Ich lachte über Bob's Bemerkung, welche allerdings ihre Richtigkeit hatte, und dann begaben wir uns nach der Schiffsdocke, wo wir für den Rest des Tages alle Hände voll zu thun hatten.

Am folgenden Morgen erhielt ich eine Antwort von Lord de Versely, die in den freundlichsten Ausdrücken abgefaßt war. Er wünschte mir Glück zu meinen Fortschritten und der Ehre, die ich mir während einer so kurzen Laufbahn erworben, worauf er mit der Versicherung schloß, er werde sich sehr freuen, mich zu sehen, wenn ich nach London kommen könne, in welchem Falle er mich dem ersten Lord der Admiralität vorstellen wolle.

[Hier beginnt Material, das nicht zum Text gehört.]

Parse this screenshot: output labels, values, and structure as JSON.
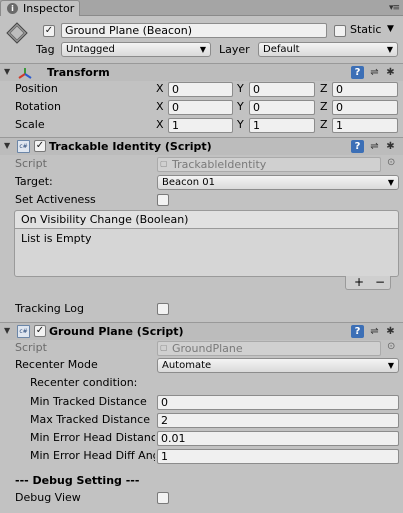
{
  "window": {
    "tab_label": "Inspector"
  },
  "object": {
    "name": "Ground Plane (Beacon)",
    "static_label": "Static",
    "tag_label": "Tag",
    "tag_value": "Untagged",
    "layer_label": "Layer",
    "layer_value": "Default"
  },
  "transform": {
    "title": "Transform",
    "rows": [
      {
        "label": "Position",
        "x": "0",
        "y": "0",
        "z": "0"
      },
      {
        "label": "Rotation",
        "x": "0",
        "y": "0",
        "z": "0"
      },
      {
        "label": "Scale",
        "x": "1",
        "y": "1",
        "z": "1"
      }
    ],
    "axis_x": "X",
    "axis_y": "Y",
    "axis_z": "Z"
  },
  "trackable": {
    "title": "Trackable Identity (Script)",
    "script_label": "Script",
    "script_value": "TrackableIdentity",
    "target_label": "Target:",
    "target_value": "Beacon 01",
    "set_activeness_label": "Set Activeness",
    "event_title": "On Visibility Change (Boolean)",
    "event_empty": "List is Empty",
    "add": "+",
    "remove": "−",
    "tracking_log_label": "Tracking Log"
  },
  "ground": {
    "title": "Ground Plane (Script)",
    "script_label": "Script",
    "script_value": "GroundPlane",
    "recenter_mode_label": "Recenter Mode",
    "recenter_mode_value": "Automate",
    "recenter_condition_label": "Recenter condition:",
    "fields": [
      {
        "label": "Min Tracked Distance",
        "value": "0"
      },
      {
        "label": "Max Tracked Distance",
        "value": "2"
      },
      {
        "label": "Min Error Head Distance",
        "value": "0.01"
      },
      {
        "label": "Min Error Head Diff Angle",
        "value": "1"
      }
    ],
    "debug_header": "--- Debug Setting ---",
    "debug_view_label": "Debug View"
  },
  "icons": {
    "help": "?",
    "preset": "⇌",
    "gear": "✱",
    "cs": "c#",
    "triangle": "▼",
    "dropdown": "▼",
    "tab_icon": "i",
    "menu": "▾≡"
  }
}
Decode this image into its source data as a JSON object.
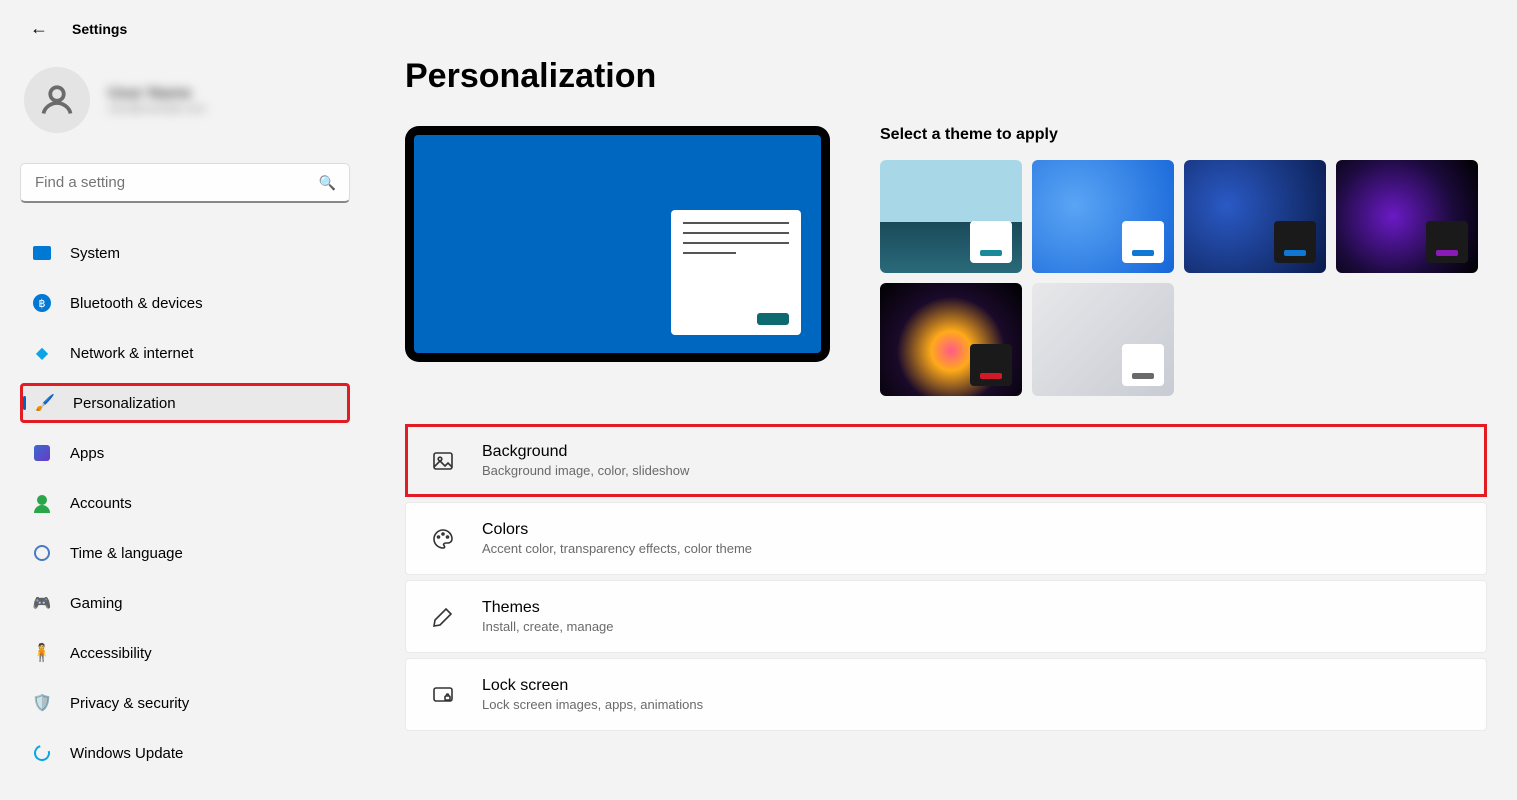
{
  "app_title": "Settings",
  "user": {
    "name": "User Name",
    "email": "user@example.com"
  },
  "search": {
    "placeholder": "Find a setting"
  },
  "nav": [
    {
      "id": "system",
      "label": "System"
    },
    {
      "id": "bluetooth",
      "label": "Bluetooth & devices"
    },
    {
      "id": "network",
      "label": "Network & internet"
    },
    {
      "id": "personalization",
      "label": "Personalization",
      "selected": true,
      "highlighted": true
    },
    {
      "id": "apps",
      "label": "Apps"
    },
    {
      "id": "accounts",
      "label": "Accounts"
    },
    {
      "id": "time",
      "label": "Time & language"
    },
    {
      "id": "gaming",
      "label": "Gaming"
    },
    {
      "id": "accessibility",
      "label": "Accessibility"
    },
    {
      "id": "privacy",
      "label": "Privacy & security"
    },
    {
      "id": "update",
      "label": "Windows Update"
    }
  ],
  "page": {
    "title": "Personalization",
    "themes_label": "Select a theme to apply"
  },
  "cards": [
    {
      "id": "background",
      "title": "Background",
      "desc": "Background image, color, slideshow",
      "highlighted": true
    },
    {
      "id": "colors",
      "title": "Colors",
      "desc": "Accent color, transparency effects, color theme"
    },
    {
      "id": "themes",
      "title": "Themes",
      "desc": "Install, create, manage"
    },
    {
      "id": "lockscreen",
      "title": "Lock screen",
      "desc": "Lock screen images, apps, animations"
    }
  ]
}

Zugleich rieth er mir, um Urlaub einzukommen, den man mir nicht verweigern werde, und unterzeichnete sein Schreiben: »Ihr wohlmeinender und aufrichtiger Freund de Versely.«

Sobald ich diesen Brief gelesen hatte, sagte ich zu mir selbst: ich hatte doch recht – der wahre Weg, einem Manne, wie Lord de Versely, Interesse einzuflößen, besteht darin, daß ich ihn stolz auf mich mache. Bis jetzt ist dieß gut gegangen, und ich werde auch fürderhin nicht laß sein; aber wie lange wird's so fortgehen? Muß ich nicht auch auf ein Umschlagen gefaßt sein? Kann nicht eine Reaktion eintreten – und habe ich es nicht einigermaßen verdient? Ja, ich habe ihn getäuscht, indem ich ihn glauben machte, daß meine Mutter gestorben sei. – Ich fing nun an, darüber nachzudenken, daß dieser falsche Schritt, wenn er einmal entdeckt würde, auf mich selbst zurückfallen müßte, was mich für eine geraume Weile zu ernstlichen Betrachtungen veranlaßte. Zwar versuchte ich, mir mein Benehmen in einem milderen Lichte darzustellen, aber dieß wollte nicht gehen. Um mich meiner melancholischen Gefühle, die ich nicht zu überwältigen vermochte, zu entschlagen, setzte ich eine Bittschrift auf, in welcher ich einen vierzehntägigen Urlaub nachsuchte, und trug sie selbst nach dem Büreau des Admirals. Die Verstimmung meines Geistes dauerte während der ganzen Zeit meines Aufenthalts zu Portsmouth fort. Nachdem ich meinen Urlaub erhalten, brach ich nach London auf, und daselbst angelangt, bezog ich ein fashionables Gasthaus in Albemarle-Street.